Kanye is so fiercely honest and so extremely devoted to his own vision. Some people see him as a narcissist, but I see him as someone who is really passionate – it’s a trait that more artists need to have.
The first album I ever really truly loved was Daft Punk’s Discovery.
MTV: Have you ever seen Daft Punk live?
Porter: I still haven’t seen either Kanye or Daft Punk live which is horrible! Once I had the budget to go see Kanye, it was when I was in the throes of touring and preparing for this show – which has been really non-stop.
MTV: Do you have any favourite Australian producers? And what do you think of Australian dance music?
Porter: I think some of the best music right now is definitely inspired by what’s coming out of Australia. Of course Flume is really amazing and Wave Racer is incredibly good. That scene is extremely inspiring. Some people are calling it ‘future bass’ and ‘beatsy’ – but Australian electronic music is just the best at the moment.
MTV: What do you hope your fans will remember of you?
Porter: I want to do multimedia stuff because you think about music differently and you see the characters. I like the idea that artists sound like themselves and have a strong visual effect.

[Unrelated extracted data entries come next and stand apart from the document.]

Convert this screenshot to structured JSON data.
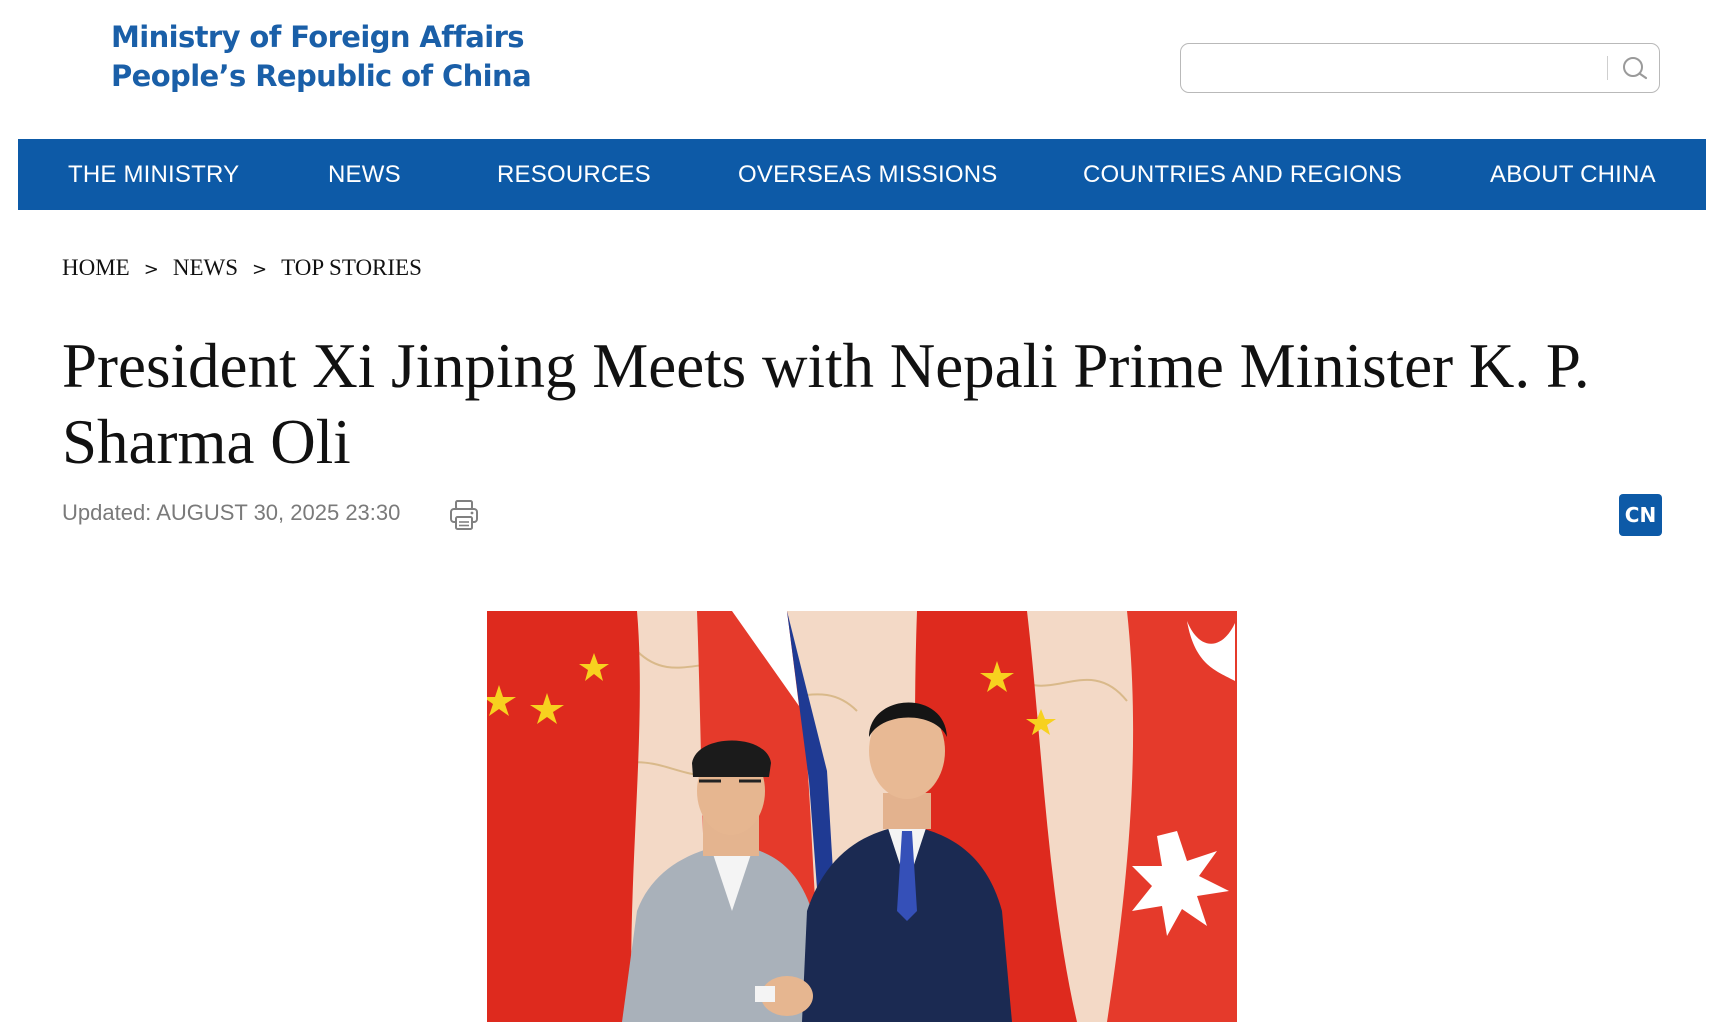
{
  "site": {
    "logo_line1": "Ministry of Foreign Affairs",
    "logo_line2": "People’s Republic of China",
    "brand_color": "#1a5fa8"
  },
  "search": {
    "placeholder": "",
    "value": "",
    "icon": "search-icon"
  },
  "nav": {
    "background": "#0d5aa7",
    "items": [
      {
        "label": "THE MINISTRY"
      },
      {
        "label": "NEWS"
      },
      {
        "label": "RESOURCES"
      },
      {
        "label": "OVERSEAS MISSIONS"
      },
      {
        "label": "COUNTRIES AND REGIONS"
      },
      {
        "label": "ABOUT CHINA"
      }
    ]
  },
  "breadcrumb": {
    "items": [
      {
        "label": "HOME"
      },
      {
        "label": "NEWS"
      },
      {
        "label": "TOP STORIES"
      }
    ],
    "separator": ">"
  },
  "article": {
    "title": "President Xi Jinping Meets with Nepali Prime Minister K. P. Sharma Oli",
    "updated_label": "Updated: AUGUST 30, 2025 23:30",
    "print_icon": "printer-icon",
    "language_button": "CN",
    "photo_icon": "photo-handshake"
  }
}
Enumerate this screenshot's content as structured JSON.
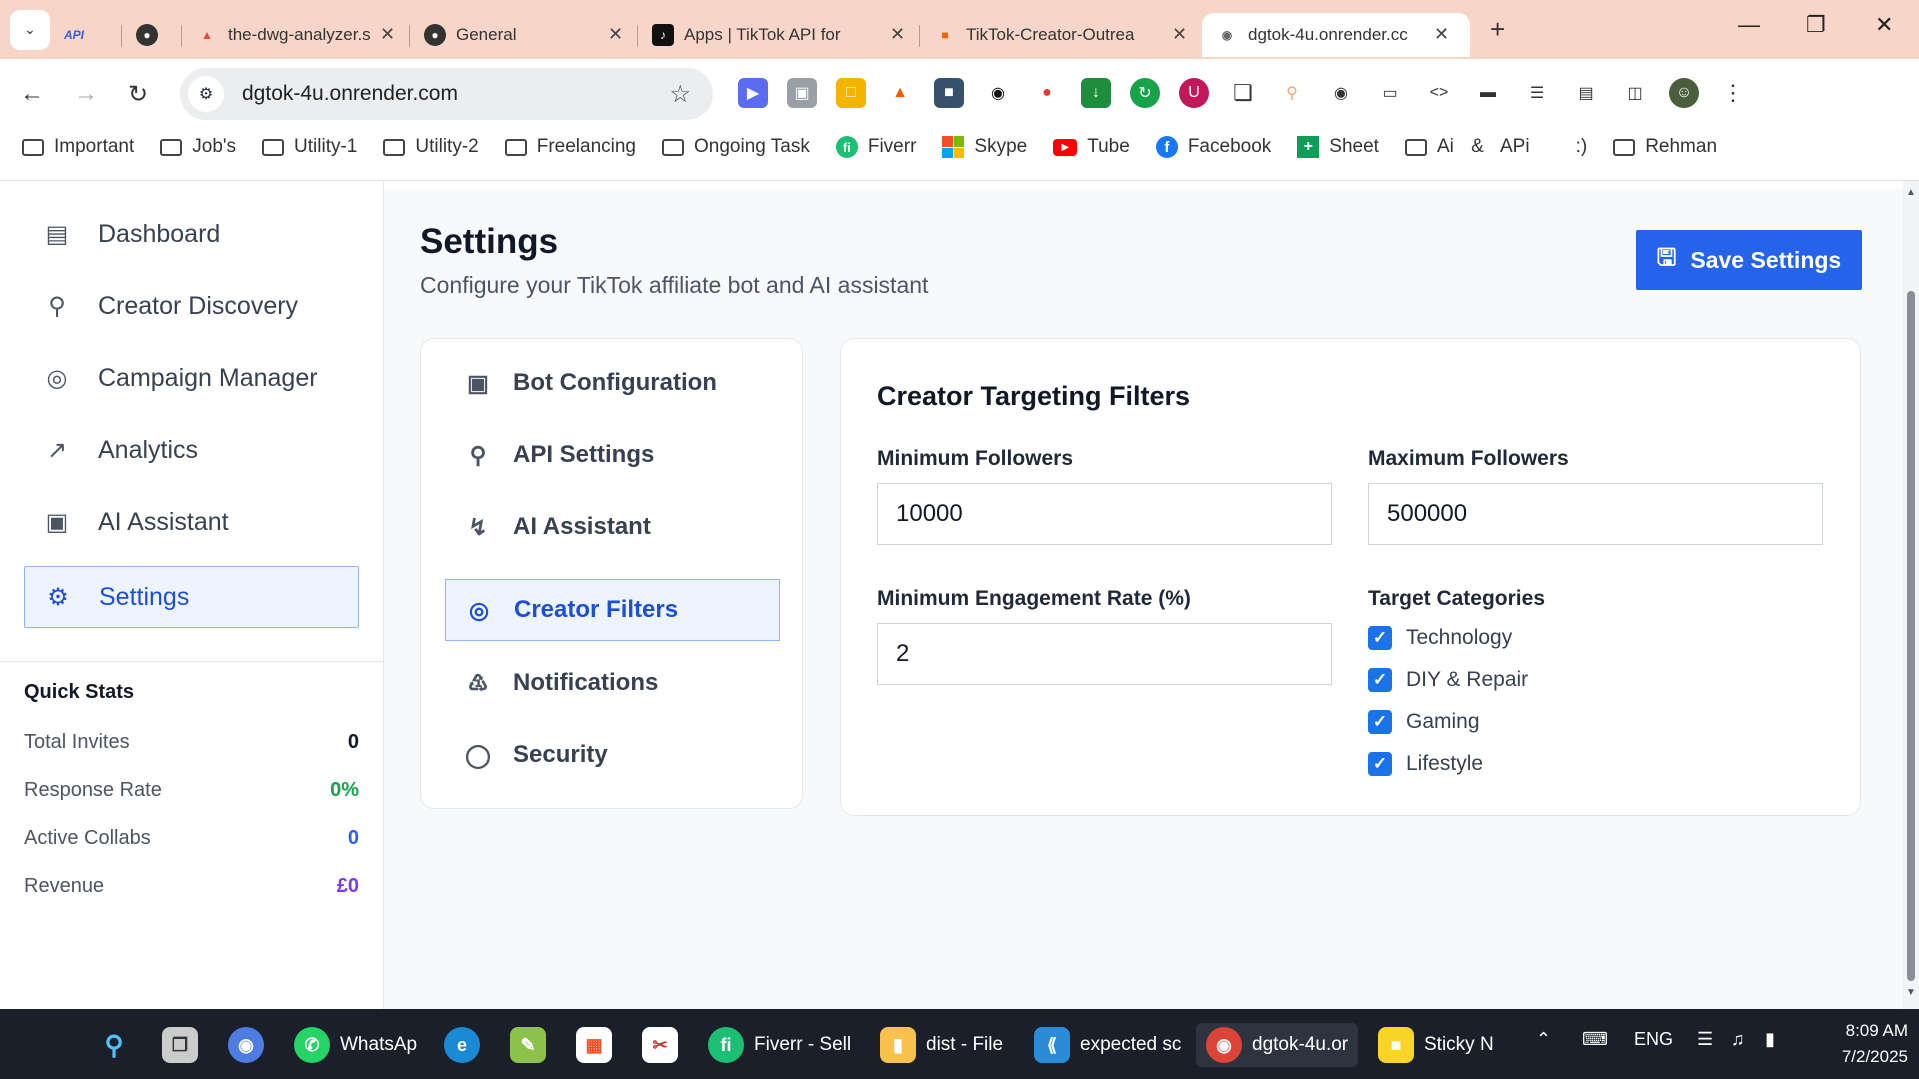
{
  "browser": {
    "tabs": [
      {
        "title": "API",
        "icon": "api-badge-icon"
      },
      {
        "title": "",
        "icon": "github-icon"
      },
      {
        "title": "the-dwg-analyzer.stre",
        "icon": "streamlit-icon"
      },
      {
        "title": "General",
        "icon": "github-icon"
      },
      {
        "title": "Apps | TikTok API for",
        "icon": "tiktok-icon"
      },
      {
        "title": "TikTok-Creator-Outrea",
        "icon": "replit-icon"
      },
      {
        "title": "dgtok-4u.onrender.cc",
        "icon": "globe-icon"
      }
    ],
    "url": "dgtok-4u.onrender.com",
    "bookmarks": [
      {
        "label": "Important",
        "type": "folder"
      },
      {
        "label": "Job's",
        "type": "folder"
      },
      {
        "label": "Utility-1",
        "type": "folder"
      },
      {
        "label": "Utility-2",
        "type": "folder"
      },
      {
        "label": "Freelancing",
        "type": "folder"
      },
      {
        "label": "Ongoing Task",
        "type": "folder"
      },
      {
        "label": "Fiverr",
        "type": "fiverr"
      },
      {
        "label": "Skype",
        "type": "skype"
      },
      {
        "label": "Tube",
        "type": "youtube"
      },
      {
        "label": "Facebook",
        "type": "facebook"
      },
      {
        "label": "Sheet",
        "type": "sheets"
      },
      {
        "label": "Ai & APi",
        "type": "folder"
      },
      {
        "label": ":)",
        "type": "none"
      },
      {
        "label": "Rehman",
        "type": "folder"
      }
    ]
  },
  "sidebar": {
    "items": [
      {
        "label": "Dashboard",
        "icon": "bar-chart-icon"
      },
      {
        "label": "Creator Discovery",
        "icon": "search-icon"
      },
      {
        "label": "Campaign Manager",
        "icon": "target-icon"
      },
      {
        "label": "Analytics",
        "icon": "trending-up-icon"
      },
      {
        "label": "AI Assistant",
        "icon": "bot-icon"
      },
      {
        "label": "Settings",
        "icon": "gear-icon"
      }
    ],
    "quick_stats": {
      "title": "Quick Stats",
      "rows": [
        {
          "label": "Total Invites",
          "value": "0",
          "color": "#111827"
        },
        {
          "label": "Response Rate",
          "value": "0%",
          "color": "#16a34a"
        },
        {
          "label": "Active Collabs",
          "value": "0",
          "color": "#2563eb"
        },
        {
          "label": "Revenue",
          "value": "£0",
          "color": "#7c3aed"
        }
      ]
    }
  },
  "main": {
    "title": "Settings",
    "subtitle": "Configure your TikTok affiliate bot and AI assistant",
    "save_label": "Save Settings",
    "settings_menu": [
      {
        "label": "Bot Configuration",
        "icon": "bot-icon"
      },
      {
        "label": "API Settings",
        "icon": "key-icon"
      },
      {
        "label": "AI Assistant",
        "icon": "lightning-icon"
      },
      {
        "label": "Creator Filters",
        "icon": "target-icon"
      },
      {
        "label": "Notifications",
        "icon": "bell-icon"
      },
      {
        "label": "Security",
        "icon": "shield-icon"
      }
    ],
    "filters": {
      "title": "Creator Targeting Filters",
      "min_followers_label": "Minimum Followers",
      "min_followers_value": "10000",
      "max_followers_label": "Maximum Followers",
      "max_followers_value": "500000",
      "min_engagement_label": "Minimum Engagement Rate (%)",
      "min_engagement_value": "2",
      "categories_label": "Target Categories",
      "categories": [
        {
          "label": "Technology",
          "checked": true
        },
        {
          "label": "DIY & Repair",
          "checked": true
        },
        {
          "label": "Gaming",
          "checked": true
        },
        {
          "label": "Lifestyle",
          "checked": true
        }
      ]
    }
  },
  "taskbar": {
    "items": [
      {
        "label": "WhatsAp"
      },
      {
        "label": "Fiverr - Sell"
      },
      {
        "label": "dist - File"
      },
      {
        "label": "expected sc"
      },
      {
        "label": "dgtok-4u.or"
      },
      {
        "label": "Sticky N"
      }
    ],
    "language": "ENG",
    "time": "8:09 AM",
    "date": "7/2/2025"
  },
  "colors": {
    "accent": "#2563eb",
    "tab_strip": "#f7d6c9",
    "active_nav_bg": "#eef4ff"
  }
}
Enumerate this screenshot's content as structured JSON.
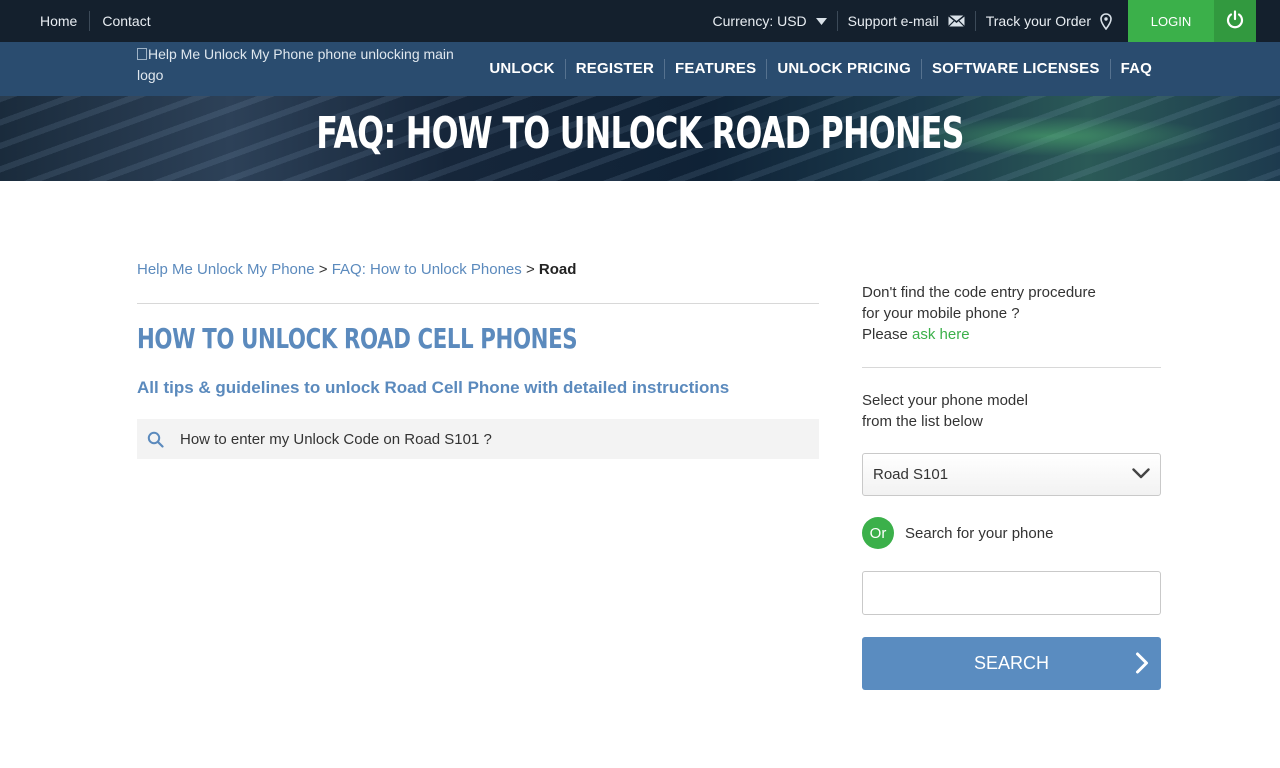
{
  "topbar": {
    "links": [
      "Home",
      "Contact"
    ],
    "currency_label": "Currency: USD",
    "support_label": "Support e-mail",
    "track_label": "Track your Order",
    "login_label": "LOGIN"
  },
  "navbar": {
    "logo_alt": "Help Me Unlock My Phone phone unlocking main logo",
    "items": [
      "UNLOCK",
      "REGISTER",
      "FEATURES",
      "UNLOCK PRICING",
      "SOFTWARE LICENSES",
      "FAQ"
    ]
  },
  "hero": {
    "title": "FAQ: HOW TO UNLOCK ROAD PHONES"
  },
  "breadcrumb": {
    "home": "Help Me Unlock My Phone",
    "sep": ">",
    "faq": "FAQ: How to Unlock Phones",
    "current": "Road"
  },
  "main": {
    "title": "HOW TO UNLOCK ROAD CELL PHONES",
    "subtitle": "All tips & guidelines to unlock Road Cell Phone with detailed instructions",
    "faq_items": [
      "How to enter my Unlock Code on Road S101 ?"
    ]
  },
  "sidebar": {
    "question_line1": "Don't find the code entry procedure",
    "question_line2": "for your mobile phone ?",
    "please": "Please",
    "ask_link": "ask here",
    "select_line1": "Select your phone model",
    "select_line2": "from the list below",
    "selected_model": "Road S101",
    "or_label": "Or",
    "search_label": "Search for your phone",
    "search_value": "",
    "search_button": "SEARCH"
  },
  "colors": {
    "topbar_bg": "#14202d",
    "nav_bg": "#2a4c6f",
    "accent_blue": "#5b8abd",
    "accent_green": "#3bb04a"
  }
}
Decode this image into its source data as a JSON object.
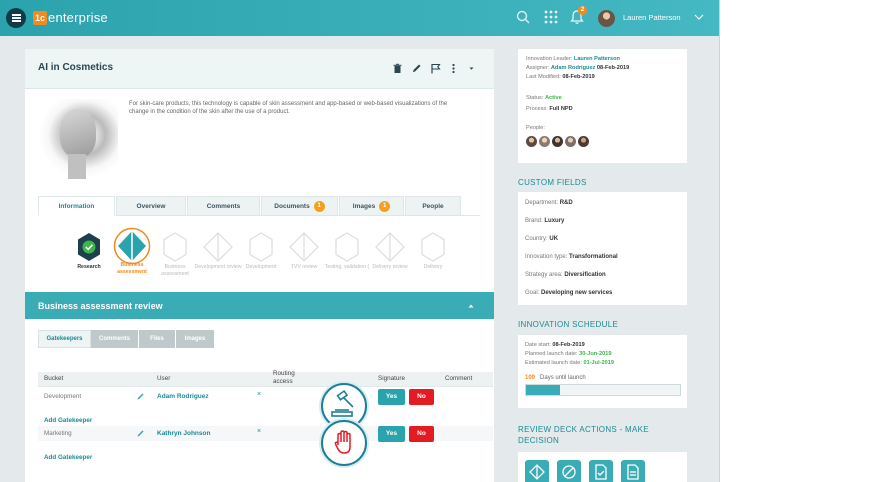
{
  "app": {
    "logo_badge": "1c",
    "logo_text": "enterprise",
    "notifications": "2",
    "user_name": "Lauren Patterson"
  },
  "idea": {
    "title": "AI in Cosmetics",
    "description": "For skin-care products, this technology is capable of skin assessment and app-based or web-based visualizations of the change in the condition of the skin after the use of a product."
  },
  "tabs": [
    {
      "label": "Information",
      "count": ""
    },
    {
      "label": "Overview",
      "count": ""
    },
    {
      "label": "Comments",
      "count": ""
    },
    {
      "label": "Documents",
      "count": "1"
    },
    {
      "label": "Images",
      "count": "1"
    },
    {
      "label": "People",
      "count": ""
    }
  ],
  "stages": [
    {
      "label": "Research",
      "state": "done"
    },
    {
      "label": "Business assessment",
      "state": "current"
    },
    {
      "label": "Business assessment",
      "state": "future"
    },
    {
      "label": "Development review",
      "state": "future"
    },
    {
      "label": "Development",
      "state": "future"
    },
    {
      "label": "TVV review",
      "state": "future"
    },
    {
      "label": "Testing, validation (",
      "state": "future"
    },
    {
      "label": "Delivery review",
      "state": "future"
    },
    {
      "label": "Delivery",
      "state": "future"
    }
  ],
  "review": {
    "title": "Business assessment review",
    "subtabs": [
      "Gatekeepers",
      "Comments",
      "Files",
      "Images"
    ],
    "columns": [
      "Bucket",
      "User",
      "Routing access",
      "Signature",
      "Comment"
    ],
    "rows": [
      {
        "bucket": "Development",
        "user": "Adam Rodriguez",
        "remove": "×",
        "yes": "Yes",
        "no": "No",
        "add": "Add Gatekeeper",
        "icon": "gavel-icon"
      },
      {
        "bucket": "Marketing",
        "user": "Kathryn Johnson",
        "remove": "×",
        "yes": "Yes",
        "no": "No",
        "add": "Add Gatekeeper",
        "icon": "hand-stop-icon"
      }
    ]
  },
  "info": {
    "leader_label": "Innovation Leader:",
    "leader": "Lauren Patterson",
    "assigner_label": "Assigner:",
    "assigner": "Adam Rodriguez",
    "assigner_date": "08-Feb-2019",
    "modified_label": "Last Modified:",
    "modified": "08-Feb-2019",
    "status_label": "Status:",
    "status": "Active",
    "process_label": "Process:",
    "process": "Full NPD",
    "people_label": "People:"
  },
  "custom_fields": {
    "title": "CUSTOM FIELDS",
    "items": [
      {
        "label": "Department:",
        "value": "R&D"
      },
      {
        "label": "Brand:",
        "value": "Luxury"
      },
      {
        "label": "Country:",
        "value": "UK"
      },
      {
        "label": "Innovation type:",
        "value": "Transformational"
      },
      {
        "label": "Strategy area:",
        "value": "Diversification"
      },
      {
        "label": "Goal:",
        "value": "Developing new services"
      }
    ]
  },
  "schedule": {
    "title": "INNOVATION SCHEDULE",
    "start_label": "Date start:",
    "start": "08-Feb-2019",
    "planned_label": "Planned launch date:",
    "planned": "30-Jun-2019",
    "estimated_label": "Estimated launch date:",
    "estimated": "01-Jul-2019",
    "days": "109",
    "days_label": "Days until launch",
    "progress": 0.22
  },
  "deck": {
    "title": "REVIEW DECK ACTIONS - MAKE DECISION"
  },
  "colors": {
    "accent": "#3aacb5",
    "orange": "#f28a1e",
    "red": "#e31b23",
    "green": "#3bb54a"
  }
}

The idea of doing things that I’ll be remembered for is really appealing to me, probably because of the change that I’m going through. I’ve always admired artists who have such a strong vision of their own legacy.
I’m being very deliberate with everything now. I wasn’t following this idea of being a ‘superstar DJ,’ but I just kept taking every opportunity and I found myself asking ‘what do I stand for as an artist?’ and that’s why I decided to not tour for the last year and a half and just write music which was very ‘me’ and develop this whole visual identity which people will be seeing more of.